Pope to urge peace in Cameroon's conflict zone

YAOUNDE - Pope Leo XIV is to arrive in Cameroon on Wednesday, the second stage of an African tour shadowed by insults from US President Donald Trump and suicide attacks in Algeria on his first day.

The pontiff is to meet Cameroonian President Paul Biya at the start of his four-day visit to the mainly French-speaking country, before heading to a conflict zone where English-speaking separatists have been fighting the army for nearly a decade.

The planned private meeting with 93-year-old Biya, the world's oldest head of state, has split Catholics in the central Africa country, who are estimated to account for around a third of the population.

Clergy members have voiced fears it will enable Biya to burnish his image, six months after protests against his disputed re-election were violently suppressed. 

Biya, who has been in power since 1982, is now on his eighth consecutive term.

On Thursday, the 70-year-old pope makes a high-security trip to Bamenda, the epicentre of the separatist insurgency, where he will pray for peace before 20,000 worshippers.

The origins of the Anglophone Crisis date back to the 1970s, when French- and English-speaking parts of Cameroon merged and the Anglophone minority began to fear the loss of its distinctive legal and cultural practices.

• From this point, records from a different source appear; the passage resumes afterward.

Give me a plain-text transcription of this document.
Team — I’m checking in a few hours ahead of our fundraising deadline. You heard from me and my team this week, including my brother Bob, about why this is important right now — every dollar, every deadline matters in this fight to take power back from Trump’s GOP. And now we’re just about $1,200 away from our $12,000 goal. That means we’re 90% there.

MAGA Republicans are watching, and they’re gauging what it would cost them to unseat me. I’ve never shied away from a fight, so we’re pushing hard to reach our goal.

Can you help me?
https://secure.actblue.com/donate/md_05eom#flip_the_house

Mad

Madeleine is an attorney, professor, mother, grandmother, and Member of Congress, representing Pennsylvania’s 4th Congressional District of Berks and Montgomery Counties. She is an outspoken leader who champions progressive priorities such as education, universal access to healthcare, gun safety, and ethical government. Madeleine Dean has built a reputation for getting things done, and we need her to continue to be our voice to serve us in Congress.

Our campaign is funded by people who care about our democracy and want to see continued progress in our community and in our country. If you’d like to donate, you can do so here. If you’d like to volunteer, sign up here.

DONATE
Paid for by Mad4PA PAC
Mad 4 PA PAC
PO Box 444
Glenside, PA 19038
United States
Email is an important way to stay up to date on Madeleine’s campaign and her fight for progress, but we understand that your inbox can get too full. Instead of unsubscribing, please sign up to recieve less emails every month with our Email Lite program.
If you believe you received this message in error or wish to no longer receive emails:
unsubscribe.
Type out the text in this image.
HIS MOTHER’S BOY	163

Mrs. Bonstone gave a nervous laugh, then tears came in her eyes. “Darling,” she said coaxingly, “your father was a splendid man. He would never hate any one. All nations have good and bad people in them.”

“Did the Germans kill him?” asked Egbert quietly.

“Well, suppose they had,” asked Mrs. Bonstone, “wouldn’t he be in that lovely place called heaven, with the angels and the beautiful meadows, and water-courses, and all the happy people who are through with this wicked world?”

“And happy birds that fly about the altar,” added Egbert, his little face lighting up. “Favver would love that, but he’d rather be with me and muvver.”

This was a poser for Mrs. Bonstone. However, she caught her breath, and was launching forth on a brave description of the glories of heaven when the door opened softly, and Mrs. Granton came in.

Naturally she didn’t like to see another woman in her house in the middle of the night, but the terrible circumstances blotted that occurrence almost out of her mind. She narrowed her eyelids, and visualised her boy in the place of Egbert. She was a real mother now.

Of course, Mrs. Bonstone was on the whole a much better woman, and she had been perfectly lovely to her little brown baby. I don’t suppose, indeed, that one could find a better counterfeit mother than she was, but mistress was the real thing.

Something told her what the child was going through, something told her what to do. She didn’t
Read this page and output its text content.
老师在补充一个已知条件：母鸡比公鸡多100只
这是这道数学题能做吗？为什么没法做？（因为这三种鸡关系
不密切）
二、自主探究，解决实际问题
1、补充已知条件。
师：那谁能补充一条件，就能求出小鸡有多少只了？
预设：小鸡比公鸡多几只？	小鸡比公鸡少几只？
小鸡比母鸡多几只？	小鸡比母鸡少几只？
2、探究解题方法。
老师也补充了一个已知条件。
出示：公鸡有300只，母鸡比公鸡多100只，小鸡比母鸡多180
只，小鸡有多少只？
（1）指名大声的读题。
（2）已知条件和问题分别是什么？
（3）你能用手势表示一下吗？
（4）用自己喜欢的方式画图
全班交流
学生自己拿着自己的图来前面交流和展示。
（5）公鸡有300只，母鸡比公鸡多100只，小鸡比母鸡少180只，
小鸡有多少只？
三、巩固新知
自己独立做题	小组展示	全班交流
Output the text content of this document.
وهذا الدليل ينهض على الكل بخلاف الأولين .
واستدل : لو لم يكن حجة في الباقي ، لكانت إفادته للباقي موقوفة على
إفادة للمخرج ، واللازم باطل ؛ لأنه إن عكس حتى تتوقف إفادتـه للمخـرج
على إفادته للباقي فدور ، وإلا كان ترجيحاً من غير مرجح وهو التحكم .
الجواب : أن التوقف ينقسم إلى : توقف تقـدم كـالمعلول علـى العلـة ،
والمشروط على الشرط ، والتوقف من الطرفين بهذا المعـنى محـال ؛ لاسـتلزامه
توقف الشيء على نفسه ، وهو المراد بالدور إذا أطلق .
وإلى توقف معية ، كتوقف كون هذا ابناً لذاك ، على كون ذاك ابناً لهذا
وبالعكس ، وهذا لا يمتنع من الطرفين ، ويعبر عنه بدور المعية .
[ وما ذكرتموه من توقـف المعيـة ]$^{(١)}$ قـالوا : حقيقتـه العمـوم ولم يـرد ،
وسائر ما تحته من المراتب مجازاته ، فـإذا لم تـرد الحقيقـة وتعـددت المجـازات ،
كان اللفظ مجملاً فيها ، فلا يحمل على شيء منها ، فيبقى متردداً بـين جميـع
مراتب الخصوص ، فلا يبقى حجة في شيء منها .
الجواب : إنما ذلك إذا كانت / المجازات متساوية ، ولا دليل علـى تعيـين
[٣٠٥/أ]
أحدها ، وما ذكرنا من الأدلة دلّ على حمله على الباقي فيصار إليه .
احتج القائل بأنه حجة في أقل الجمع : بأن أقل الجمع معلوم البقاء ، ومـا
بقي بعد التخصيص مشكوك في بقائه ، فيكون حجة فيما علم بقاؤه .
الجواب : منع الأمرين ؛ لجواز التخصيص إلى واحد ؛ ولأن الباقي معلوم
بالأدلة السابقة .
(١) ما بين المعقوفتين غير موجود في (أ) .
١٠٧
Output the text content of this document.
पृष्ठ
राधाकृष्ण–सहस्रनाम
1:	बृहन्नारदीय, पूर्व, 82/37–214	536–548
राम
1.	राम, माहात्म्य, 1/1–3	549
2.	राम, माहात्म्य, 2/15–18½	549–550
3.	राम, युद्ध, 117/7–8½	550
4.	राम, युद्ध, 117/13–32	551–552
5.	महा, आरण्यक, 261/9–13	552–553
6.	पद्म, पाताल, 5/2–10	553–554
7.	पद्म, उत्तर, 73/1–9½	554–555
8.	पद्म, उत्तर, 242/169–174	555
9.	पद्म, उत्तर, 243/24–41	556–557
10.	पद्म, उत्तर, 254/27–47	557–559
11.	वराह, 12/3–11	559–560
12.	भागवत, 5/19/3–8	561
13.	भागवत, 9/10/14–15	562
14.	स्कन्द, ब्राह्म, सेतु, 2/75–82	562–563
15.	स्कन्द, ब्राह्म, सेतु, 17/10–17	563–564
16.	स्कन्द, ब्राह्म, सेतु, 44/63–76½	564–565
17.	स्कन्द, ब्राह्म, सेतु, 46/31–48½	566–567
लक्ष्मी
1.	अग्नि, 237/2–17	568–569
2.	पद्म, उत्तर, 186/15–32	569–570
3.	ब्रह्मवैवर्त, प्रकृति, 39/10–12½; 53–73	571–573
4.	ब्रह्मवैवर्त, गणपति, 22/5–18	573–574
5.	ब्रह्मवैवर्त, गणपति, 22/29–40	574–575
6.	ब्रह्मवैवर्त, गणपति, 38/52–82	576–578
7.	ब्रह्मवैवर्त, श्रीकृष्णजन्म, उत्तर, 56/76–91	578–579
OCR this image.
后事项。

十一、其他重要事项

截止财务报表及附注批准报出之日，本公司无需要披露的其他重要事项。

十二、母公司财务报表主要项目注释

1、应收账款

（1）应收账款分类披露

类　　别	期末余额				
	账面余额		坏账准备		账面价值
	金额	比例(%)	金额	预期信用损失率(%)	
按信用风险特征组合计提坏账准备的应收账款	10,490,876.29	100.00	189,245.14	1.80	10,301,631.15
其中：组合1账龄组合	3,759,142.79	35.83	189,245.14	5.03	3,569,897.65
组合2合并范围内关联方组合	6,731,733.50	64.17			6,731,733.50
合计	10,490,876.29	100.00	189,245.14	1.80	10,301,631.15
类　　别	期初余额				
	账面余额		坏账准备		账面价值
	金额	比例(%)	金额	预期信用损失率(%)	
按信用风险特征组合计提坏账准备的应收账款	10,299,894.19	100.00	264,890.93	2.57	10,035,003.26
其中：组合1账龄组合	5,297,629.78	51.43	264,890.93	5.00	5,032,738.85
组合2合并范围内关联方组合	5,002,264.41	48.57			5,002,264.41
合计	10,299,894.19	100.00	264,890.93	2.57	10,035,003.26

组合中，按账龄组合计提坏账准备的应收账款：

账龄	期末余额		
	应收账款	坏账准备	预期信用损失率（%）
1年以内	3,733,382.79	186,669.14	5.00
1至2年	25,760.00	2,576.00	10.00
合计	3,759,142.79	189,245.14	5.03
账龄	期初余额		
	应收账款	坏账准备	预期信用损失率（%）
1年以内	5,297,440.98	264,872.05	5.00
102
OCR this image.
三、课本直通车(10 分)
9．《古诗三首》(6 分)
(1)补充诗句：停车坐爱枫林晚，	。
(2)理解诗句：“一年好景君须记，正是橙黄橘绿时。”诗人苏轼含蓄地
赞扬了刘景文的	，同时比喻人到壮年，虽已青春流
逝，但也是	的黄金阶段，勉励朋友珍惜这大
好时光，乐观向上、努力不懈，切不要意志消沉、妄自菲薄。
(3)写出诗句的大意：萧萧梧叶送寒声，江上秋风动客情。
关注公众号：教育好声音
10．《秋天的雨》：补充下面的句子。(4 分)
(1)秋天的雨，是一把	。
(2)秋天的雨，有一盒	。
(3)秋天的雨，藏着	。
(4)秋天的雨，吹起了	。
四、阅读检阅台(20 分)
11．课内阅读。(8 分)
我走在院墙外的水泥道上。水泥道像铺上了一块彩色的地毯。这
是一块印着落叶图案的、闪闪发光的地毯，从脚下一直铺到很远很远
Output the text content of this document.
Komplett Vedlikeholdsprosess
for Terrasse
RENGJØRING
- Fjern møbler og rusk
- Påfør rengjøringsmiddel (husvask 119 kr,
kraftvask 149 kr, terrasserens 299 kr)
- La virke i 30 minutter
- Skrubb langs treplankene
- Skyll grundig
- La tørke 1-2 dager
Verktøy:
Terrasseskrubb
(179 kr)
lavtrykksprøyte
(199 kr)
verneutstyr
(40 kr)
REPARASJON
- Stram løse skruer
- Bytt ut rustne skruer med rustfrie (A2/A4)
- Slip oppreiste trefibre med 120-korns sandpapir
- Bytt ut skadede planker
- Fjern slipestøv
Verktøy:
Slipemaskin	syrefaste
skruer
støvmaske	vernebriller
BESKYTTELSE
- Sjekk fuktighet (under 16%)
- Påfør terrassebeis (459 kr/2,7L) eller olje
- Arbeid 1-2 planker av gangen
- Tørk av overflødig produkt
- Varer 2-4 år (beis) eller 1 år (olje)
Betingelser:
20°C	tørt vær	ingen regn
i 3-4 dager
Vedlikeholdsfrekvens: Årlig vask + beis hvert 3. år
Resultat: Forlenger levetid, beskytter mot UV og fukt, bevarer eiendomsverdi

A brutal crackdown on protests there in 2016 lead to a full-blown conflict between the army and English-speaking separatists that has yet to be resolved.

The violence had caused more than 6,000 deaths by 2024, according to rights NGOs.

Leo began his historic visit to Africa in Algeria on Monday, where he visited the birthplace of Christian theologian Saint Augustine and celebrated mass at a basilica that draws 18,000 pilgrims each year, including Muslims and Jews.

He urged Algeria's Christians to "bear witness to the Gospel through simple gestures, genuine relationships and a dialogue lived out day by day".